This crisis should have been averted by us having enough power to be independent.
That‘s not just on this government, but all of them.
Sitting on a sea of gas and oil it takes a special kind of stupid to fuck that up.
This is a pretty good article that explains the UK approach vs Norway. Although it points the finger at Mrs T, every government from the mid 70's onward could have cried stop and moved the strategy from spend to save. Of course when you bake the revenue into our future plans that is difficult but not impossible to do.
Anyway, current oil prices will at least change some of the conversation from Indi ref 1 to Indi ref 2 as long as Nicola gets her finger out ;-)
The North Sea oil boom of the 1980s created colossal revenues for the United Kingdom and its neighbour Norway. Today, as both nations move towards a fossil-free future, we examine how the aftermath of the boom has unfolded on both sides of the North Sea.
eandt.theiet.org
I have extracted some for those that don't want to read the whole thing. A lovely example of spend vs save.
Back in the 1980s, for a whole golden decade, it seemed that the sun would never set on the prosperity North Sea exploration brought to the United Kingdom and Norway. Both nations gratefully cashed in on a new gold rush ushered in by the alignment of two factors. First, the price of oil had rocketed since the global political shocks of the Arab-Israeli War of 1973-4 and the Iranian Revolution of 1978-9. Second, while consumers sought an alternative to dealing with the inflated markets of the Middle East, rapid exploration of the North Sea’s continental shelf meant that economically viable oilfields were coming on stream at considerable pace.

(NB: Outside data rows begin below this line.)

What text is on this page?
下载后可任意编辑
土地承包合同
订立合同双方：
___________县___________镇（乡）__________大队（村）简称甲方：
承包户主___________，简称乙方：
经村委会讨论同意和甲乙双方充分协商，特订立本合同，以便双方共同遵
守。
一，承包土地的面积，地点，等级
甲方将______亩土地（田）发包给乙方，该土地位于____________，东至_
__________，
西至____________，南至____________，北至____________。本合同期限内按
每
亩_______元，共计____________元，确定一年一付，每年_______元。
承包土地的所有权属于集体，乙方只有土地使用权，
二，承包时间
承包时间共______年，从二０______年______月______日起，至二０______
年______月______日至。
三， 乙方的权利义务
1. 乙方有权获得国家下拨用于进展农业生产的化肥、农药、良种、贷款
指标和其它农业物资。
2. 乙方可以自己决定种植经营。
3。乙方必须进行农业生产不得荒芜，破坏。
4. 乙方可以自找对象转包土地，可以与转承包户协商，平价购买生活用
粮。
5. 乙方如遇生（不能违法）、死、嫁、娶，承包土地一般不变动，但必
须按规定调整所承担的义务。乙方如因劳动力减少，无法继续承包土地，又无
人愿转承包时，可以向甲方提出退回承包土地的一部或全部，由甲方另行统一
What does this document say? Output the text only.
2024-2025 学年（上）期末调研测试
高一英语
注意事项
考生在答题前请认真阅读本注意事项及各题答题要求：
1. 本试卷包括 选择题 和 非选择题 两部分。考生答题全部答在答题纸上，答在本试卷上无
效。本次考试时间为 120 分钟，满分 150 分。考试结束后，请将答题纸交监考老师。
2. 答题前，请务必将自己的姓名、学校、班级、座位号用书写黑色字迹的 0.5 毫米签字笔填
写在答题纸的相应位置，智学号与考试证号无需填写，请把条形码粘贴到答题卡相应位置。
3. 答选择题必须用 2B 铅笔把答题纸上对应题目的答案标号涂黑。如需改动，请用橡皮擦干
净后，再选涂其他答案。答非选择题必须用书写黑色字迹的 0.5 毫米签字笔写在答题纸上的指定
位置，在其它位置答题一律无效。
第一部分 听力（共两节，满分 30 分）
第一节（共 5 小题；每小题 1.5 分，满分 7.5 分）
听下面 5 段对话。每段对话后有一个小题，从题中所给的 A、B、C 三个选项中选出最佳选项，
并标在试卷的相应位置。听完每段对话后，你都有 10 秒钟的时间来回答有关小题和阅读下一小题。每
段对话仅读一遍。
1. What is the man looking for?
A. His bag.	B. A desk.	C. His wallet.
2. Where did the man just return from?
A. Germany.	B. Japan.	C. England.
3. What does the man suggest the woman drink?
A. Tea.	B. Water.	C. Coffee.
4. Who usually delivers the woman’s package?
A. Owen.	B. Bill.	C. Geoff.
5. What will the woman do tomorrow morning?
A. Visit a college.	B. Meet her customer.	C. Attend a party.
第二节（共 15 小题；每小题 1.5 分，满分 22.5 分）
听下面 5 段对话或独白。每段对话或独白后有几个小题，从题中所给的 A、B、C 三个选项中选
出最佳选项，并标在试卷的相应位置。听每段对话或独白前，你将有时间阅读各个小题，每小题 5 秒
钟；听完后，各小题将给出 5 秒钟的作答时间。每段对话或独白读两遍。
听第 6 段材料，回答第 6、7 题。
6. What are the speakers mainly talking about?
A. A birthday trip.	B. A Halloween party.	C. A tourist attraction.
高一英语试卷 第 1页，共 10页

With the energy crisis of the 1970s a thing of the past, Time magazine reported that “the world temporarily floats in a glut of oil”. The Institute of Fiscal Studies stated that “the growth of North Sea oil revenues is the most important fiscal development in the British economy in the 1980s”. In fact, during the 1980s, taxation on oil from the North Sea delivered to the UK’s Treasury (when adjusted for inflation) an average of £18bn per annum, or 10 per cent of its entire income. As a direct result of tax revenues and state investment in oil generated from the North Sea, Norway was able to consolidate its economic independence and resist joining the EU.
What the two countries did with their surplus revenue has effectively mapped their economic futures for half a century. As the UK’s former Secretary of State for the Environment (and later Defence) Michael Heseltine said recently, Britain under Prime Minister Margaret Thatcher “squandered the windfall” on short-term consumerist policies such as subsidised housing and mortgage tax relief policies. Heseltine says he would have preferred to see the money invested in a ‘sovereign wealth fund’, a state-owned financial instrument for securing long-term benefits for the nation’s citizenry.
This is exactly what Norway did, investing its surplus revenues in the so-called ‘Oil Fund’ which owns 1 per cent of the world’s stocks, is valued at more than US$1tn and, according to The Economist, is the largest fund of its type in existence.
Today, the economic fortunes of the two countries differ vastly: in terms of GDP per capita Norway is currently the second wealthiest country on Earth (after Luxembourg), while the UK comes in 20th, with a GDP per capita of almost exactly half of Norway’s - US$52,291 (£38,961) compared with $102,907 (£76,686) (projected figures for 2022).